Alita Battle Angel Poster - 20th Century Fox

“Alita: Battle Angel” is a film that wants nothing more than to be believed. Believe its richly detailed world, it’s intricate machinery and android-human hierarchies. But most of all, it wants you to believe in the sincerity of its characters. Millions of dollars were spent to make Alita, herself a fully computer-animated creation, an empathetic, seamlessly integrated character. While Alita always looks a bit alien, she is never unbelievable or uncanny.

The film’s CG is astounding. I saw the movie in IMAX 3D and I haven’t been so immersed in a film’s world in a long time. The film is nothing if not spectacular; the steampunk-like slums are vibrant and overflowing with convincing detail.

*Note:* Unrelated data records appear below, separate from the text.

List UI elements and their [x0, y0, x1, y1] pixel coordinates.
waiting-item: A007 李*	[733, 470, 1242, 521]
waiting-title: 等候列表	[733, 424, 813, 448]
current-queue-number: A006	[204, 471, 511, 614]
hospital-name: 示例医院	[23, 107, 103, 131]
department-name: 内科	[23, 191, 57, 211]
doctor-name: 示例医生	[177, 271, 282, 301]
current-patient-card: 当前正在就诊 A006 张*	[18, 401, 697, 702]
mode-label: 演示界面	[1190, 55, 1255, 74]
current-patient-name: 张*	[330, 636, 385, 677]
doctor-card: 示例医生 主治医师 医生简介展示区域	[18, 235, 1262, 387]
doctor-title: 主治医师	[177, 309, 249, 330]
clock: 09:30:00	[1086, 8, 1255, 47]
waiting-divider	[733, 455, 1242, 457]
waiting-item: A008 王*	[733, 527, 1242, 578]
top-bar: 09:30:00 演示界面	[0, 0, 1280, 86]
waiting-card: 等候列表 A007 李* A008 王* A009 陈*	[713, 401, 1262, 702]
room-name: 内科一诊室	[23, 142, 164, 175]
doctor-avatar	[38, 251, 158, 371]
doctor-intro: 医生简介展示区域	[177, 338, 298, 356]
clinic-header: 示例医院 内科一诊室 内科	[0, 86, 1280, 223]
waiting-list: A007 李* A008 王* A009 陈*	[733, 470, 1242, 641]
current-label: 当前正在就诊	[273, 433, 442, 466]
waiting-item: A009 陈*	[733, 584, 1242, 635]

Overall Alita is a lot more visually believable than I anticipated; after the first five minutes or so I was sold on her performance. Alita’s character is incredibly likable and every second she spends on-screen is a joy. She is the most believable character even when real people are present.

But, my word, the boyfriend character. I found myself cheering when misfortune came his way. Keean Johnson’s acting would feel more appropriate in Sharkboy and Lavagirl, where any scene attempting emotional heft could be better delivered by cardboard cutouts.

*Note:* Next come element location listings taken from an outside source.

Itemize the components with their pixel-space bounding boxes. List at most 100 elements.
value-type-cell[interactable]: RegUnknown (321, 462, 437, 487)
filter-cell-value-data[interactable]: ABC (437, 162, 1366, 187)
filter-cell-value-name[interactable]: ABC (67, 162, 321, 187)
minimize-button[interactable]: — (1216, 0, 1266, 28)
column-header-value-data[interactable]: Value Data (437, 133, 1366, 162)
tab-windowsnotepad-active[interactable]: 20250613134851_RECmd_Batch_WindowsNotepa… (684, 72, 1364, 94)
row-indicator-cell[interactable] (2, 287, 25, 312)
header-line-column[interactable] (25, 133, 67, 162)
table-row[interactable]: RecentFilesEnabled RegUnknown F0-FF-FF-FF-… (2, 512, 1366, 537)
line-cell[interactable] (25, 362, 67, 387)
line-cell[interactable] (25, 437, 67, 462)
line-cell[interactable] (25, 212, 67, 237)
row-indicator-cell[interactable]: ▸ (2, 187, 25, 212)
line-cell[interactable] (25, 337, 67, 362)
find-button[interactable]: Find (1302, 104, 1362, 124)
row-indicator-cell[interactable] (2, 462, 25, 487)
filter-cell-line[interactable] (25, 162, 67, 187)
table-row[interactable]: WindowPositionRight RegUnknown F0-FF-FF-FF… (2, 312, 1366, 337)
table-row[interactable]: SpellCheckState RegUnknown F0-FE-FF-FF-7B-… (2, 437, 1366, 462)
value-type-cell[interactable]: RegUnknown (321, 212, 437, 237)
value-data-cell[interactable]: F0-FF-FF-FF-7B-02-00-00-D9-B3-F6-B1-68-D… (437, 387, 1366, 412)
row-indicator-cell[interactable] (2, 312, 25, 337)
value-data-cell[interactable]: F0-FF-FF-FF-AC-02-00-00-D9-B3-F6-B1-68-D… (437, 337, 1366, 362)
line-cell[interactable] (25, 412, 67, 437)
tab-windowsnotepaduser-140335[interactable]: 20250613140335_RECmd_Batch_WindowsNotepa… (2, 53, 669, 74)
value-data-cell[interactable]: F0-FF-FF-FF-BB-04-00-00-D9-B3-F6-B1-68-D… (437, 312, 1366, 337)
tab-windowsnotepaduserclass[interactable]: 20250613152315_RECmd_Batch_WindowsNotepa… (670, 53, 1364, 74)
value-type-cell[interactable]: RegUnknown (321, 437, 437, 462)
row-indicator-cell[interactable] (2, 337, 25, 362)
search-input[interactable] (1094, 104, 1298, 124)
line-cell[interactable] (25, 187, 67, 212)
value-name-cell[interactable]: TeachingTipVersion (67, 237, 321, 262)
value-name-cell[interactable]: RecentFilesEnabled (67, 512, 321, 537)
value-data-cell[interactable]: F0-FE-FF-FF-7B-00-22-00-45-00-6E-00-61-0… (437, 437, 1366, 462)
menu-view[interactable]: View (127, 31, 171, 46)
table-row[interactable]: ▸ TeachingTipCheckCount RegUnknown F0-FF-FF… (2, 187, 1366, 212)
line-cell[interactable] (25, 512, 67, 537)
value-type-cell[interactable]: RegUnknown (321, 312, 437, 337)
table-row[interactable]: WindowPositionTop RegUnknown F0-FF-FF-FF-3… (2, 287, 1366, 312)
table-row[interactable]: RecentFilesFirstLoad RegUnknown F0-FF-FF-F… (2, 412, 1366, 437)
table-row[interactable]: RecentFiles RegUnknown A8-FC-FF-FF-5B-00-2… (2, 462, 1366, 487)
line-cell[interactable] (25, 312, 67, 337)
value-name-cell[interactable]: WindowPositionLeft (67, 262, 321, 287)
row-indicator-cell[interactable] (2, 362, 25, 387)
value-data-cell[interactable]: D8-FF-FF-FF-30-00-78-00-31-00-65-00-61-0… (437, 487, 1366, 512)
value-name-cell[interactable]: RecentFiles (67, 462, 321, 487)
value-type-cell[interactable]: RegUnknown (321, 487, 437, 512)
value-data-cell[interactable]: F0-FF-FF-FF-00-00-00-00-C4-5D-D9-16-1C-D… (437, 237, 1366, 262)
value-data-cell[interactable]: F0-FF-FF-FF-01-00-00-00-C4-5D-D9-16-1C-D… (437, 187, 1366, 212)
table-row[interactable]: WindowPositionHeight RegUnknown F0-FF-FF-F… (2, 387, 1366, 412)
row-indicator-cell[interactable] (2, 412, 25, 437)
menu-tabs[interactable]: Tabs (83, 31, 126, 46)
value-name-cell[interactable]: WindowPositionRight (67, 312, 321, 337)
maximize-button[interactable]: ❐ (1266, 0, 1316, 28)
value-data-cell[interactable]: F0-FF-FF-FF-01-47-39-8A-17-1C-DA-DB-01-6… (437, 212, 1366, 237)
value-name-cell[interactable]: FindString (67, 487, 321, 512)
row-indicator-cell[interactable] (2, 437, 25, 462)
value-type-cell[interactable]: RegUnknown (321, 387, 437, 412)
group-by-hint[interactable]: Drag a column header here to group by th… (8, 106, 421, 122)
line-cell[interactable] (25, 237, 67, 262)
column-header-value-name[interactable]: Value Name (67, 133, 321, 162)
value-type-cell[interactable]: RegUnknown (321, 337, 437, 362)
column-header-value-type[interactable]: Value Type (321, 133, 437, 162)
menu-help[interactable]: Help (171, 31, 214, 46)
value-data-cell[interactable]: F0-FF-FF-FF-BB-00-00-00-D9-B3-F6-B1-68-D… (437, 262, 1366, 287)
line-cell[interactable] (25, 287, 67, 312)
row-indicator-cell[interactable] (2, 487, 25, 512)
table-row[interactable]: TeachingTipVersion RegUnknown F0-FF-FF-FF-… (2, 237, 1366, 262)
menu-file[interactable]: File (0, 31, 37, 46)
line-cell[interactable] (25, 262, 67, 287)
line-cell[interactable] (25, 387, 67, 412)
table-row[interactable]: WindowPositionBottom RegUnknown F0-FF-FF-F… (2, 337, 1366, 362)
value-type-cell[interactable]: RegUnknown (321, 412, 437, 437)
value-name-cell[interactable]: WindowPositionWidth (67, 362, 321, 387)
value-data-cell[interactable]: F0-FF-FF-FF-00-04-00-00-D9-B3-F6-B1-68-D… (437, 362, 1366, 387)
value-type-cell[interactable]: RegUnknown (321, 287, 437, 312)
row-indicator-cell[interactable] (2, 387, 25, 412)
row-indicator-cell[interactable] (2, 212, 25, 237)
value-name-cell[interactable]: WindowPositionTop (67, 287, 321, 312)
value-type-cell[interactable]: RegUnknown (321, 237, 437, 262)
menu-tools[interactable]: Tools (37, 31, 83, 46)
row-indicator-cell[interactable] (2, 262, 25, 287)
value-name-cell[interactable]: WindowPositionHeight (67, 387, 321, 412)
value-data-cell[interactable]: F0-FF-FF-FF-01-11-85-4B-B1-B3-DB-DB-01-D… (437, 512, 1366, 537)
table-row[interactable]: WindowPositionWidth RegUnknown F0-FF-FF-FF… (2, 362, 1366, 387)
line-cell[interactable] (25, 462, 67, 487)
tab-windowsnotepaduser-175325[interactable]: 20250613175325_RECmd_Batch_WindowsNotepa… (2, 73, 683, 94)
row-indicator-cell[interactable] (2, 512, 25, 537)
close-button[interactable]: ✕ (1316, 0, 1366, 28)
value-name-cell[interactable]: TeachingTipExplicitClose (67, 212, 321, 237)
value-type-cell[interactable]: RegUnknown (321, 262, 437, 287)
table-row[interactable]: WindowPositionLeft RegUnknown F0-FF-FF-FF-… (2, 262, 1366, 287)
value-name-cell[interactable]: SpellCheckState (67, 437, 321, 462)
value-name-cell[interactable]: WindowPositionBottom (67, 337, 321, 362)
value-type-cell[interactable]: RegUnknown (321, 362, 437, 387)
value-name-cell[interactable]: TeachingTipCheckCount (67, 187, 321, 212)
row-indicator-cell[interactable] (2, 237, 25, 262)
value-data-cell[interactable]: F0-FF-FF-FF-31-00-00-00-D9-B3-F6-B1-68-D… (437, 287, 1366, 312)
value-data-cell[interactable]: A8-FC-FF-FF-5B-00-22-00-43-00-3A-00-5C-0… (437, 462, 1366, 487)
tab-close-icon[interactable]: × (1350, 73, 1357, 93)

The romance scene where Alita tells him that she has ‘upgraded physical feeling’ with her new suit is especially grating. Imagine a newly pubescent boy feeling the body of his android lady-friend as she excitedly tells him how his fingers feel on her robo-skin. And now imagine watching that for five minutes.

The film is full of laugh-out-loud moments, but they’re never intended or self-aware. The movie is rife with horrifically cringy lines. I curled back in my seat when Alita’s nurse says to her doctor/father figure, “Looks like she’s older than you thought” as the breasts on Alita’s new android body come into view.

Much of the film’s emotional impact is stunted by awkward dialogue and eyebrow-raising one-liners. Much of the film’s writing, especially towards the beginning of the film, felt like something from an amateur film class and I was actively shocked that certain conversations made it in.

But Alita: Battle Angel has more to love than cringe at. Christoph Waltz as Dr. Ido, Alita’s guardian, is charming, and his high-powered jet-hammer is a film reel highlight. The whole cast is colorful and their designs a joy to behold. Nothing about the film is ever boring, nor does it feel cynical. Alita Battle Angel radiates sincerity; it’s a true labor of love by fans of the original manga, for fans of the original manga, as well as those who are new to the franchise.

I left the theater with many thoughts about how our society spends millions and millions to keep us entertained with dozens of blockbuster films per year. I waded through existential angst over the fact that we might actually live in a dystopia. But you should still see Alita: Battle Angel in theaters if you can. It’s a crazy, captivating, beautifully animated 150 million dollar thrillride that capitalism seems uniquely capable of providing.